Para Libâneo (op.cit. p. 84), o professor propõe objetivos, conteúdos, tendo em conta as características dos
alunos e da sua prática de vida. Os alunos por sua vez, dispõem em seu
organismo físico-psicológico
de meios internos de assimilação ativa (...):
percepção, motivação, compreensão, memória, atenção, atitudes e
conhecimentos disponíveis
Estabelecendo uma relação com os postulados vygotskyanos sobre o ensino e a
aprendizagem, destacamos a importância que representa a atividade conjunta, a relação de
cooperação entre alunos e entre estes e o professor.

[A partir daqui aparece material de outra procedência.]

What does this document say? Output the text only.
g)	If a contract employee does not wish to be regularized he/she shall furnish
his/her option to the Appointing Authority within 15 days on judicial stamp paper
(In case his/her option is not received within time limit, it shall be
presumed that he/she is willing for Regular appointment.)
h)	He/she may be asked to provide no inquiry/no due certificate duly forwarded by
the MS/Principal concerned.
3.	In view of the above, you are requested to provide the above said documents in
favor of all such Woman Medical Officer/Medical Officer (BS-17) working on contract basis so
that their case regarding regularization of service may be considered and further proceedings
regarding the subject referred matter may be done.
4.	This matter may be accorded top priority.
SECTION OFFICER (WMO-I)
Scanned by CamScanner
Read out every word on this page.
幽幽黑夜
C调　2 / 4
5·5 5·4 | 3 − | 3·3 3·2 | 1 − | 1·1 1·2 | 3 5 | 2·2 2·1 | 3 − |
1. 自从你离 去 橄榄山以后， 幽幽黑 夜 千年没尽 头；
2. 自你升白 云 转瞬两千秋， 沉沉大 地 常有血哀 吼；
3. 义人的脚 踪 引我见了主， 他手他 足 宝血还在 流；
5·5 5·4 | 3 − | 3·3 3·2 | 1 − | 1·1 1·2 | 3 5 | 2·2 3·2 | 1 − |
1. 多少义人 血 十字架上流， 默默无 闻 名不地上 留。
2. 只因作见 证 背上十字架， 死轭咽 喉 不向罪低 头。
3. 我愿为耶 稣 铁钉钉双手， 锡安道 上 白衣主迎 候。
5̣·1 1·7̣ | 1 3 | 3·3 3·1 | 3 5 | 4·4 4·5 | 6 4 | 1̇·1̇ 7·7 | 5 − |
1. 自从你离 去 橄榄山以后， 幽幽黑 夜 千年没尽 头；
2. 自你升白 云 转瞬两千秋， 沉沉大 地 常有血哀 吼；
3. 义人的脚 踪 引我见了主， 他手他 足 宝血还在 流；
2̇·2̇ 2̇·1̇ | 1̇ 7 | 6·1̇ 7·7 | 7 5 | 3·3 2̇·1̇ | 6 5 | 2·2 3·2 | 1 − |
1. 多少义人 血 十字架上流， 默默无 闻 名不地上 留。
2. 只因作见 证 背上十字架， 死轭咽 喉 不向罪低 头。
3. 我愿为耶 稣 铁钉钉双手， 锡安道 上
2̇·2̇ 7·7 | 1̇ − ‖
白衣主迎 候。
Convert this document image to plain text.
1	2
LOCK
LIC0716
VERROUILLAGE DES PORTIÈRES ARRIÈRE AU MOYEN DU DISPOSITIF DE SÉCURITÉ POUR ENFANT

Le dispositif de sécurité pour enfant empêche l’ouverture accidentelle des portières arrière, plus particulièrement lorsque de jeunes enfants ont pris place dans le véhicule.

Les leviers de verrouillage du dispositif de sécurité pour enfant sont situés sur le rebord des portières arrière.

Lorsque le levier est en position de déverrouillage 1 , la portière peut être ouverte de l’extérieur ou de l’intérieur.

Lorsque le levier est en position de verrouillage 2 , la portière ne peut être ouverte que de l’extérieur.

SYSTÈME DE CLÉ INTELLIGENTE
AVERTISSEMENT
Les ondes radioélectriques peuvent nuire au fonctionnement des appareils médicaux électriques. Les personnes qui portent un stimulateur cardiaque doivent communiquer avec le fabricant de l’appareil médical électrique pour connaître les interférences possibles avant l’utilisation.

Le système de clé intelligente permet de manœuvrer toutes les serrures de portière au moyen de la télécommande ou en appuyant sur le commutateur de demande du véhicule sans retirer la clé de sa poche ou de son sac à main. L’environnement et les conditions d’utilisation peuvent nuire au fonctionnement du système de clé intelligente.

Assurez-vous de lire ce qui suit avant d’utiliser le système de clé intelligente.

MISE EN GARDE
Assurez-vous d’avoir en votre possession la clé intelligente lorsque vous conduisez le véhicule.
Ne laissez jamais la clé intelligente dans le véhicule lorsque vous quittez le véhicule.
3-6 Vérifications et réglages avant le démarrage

As capacidades cognoscitivas apontadas devem ser habilmente estimuladas através de
um ensino que possibilite o desenvolvimento de habilidades que conduzam o aluno a patamares
superiores de representação mental dos conteúdos ministrados, como a reflexão contínua, a
capacidade de análise e síntese e a generalização de fatos e idéias, a compreensão dos fenômenos
naturais, sociais, econômicos, políticos e econômicos, que são condições precípuas para melhor
compreensão e inserção no mundo, das ações e relações que se materializam nas práticas sociais.
É interessante ressaltarmos que, para o bom desenvolvimento de canais de recepção
de informações, não é necessário apenas que se deixe o aluno escutar, cheirar, tocar e explorar as
coisas, os objetos, mas que o ensine a ouvir, a cheirar, a tocar, para o qual é imprescindível a
educação destes sentidos.
Isto é importante para todas as crianças, porém adquire maior
relevância no caso das crianças cegas ou com baixa visão devido à utilidade dos sentidos
remanescentes na relação com os objetos, coisas e pessoas. No estudo de minerais, por exemplo,
podemos através da utilização de estratégias de observação, trabalhar a nomenclatura das
principais texturas (fina, rugosa, suave, lisa, áspera), bem como peso e forma. Na proposição
dessa atividade, Soler A. (1999) sugere a utilização de uma ficha na qual o aluno irá registrando
as descobertas sobre os minerais observados, tais como: forma, peso, textura, cor, solidez, sabor,
odor, composição entre outras características observadas.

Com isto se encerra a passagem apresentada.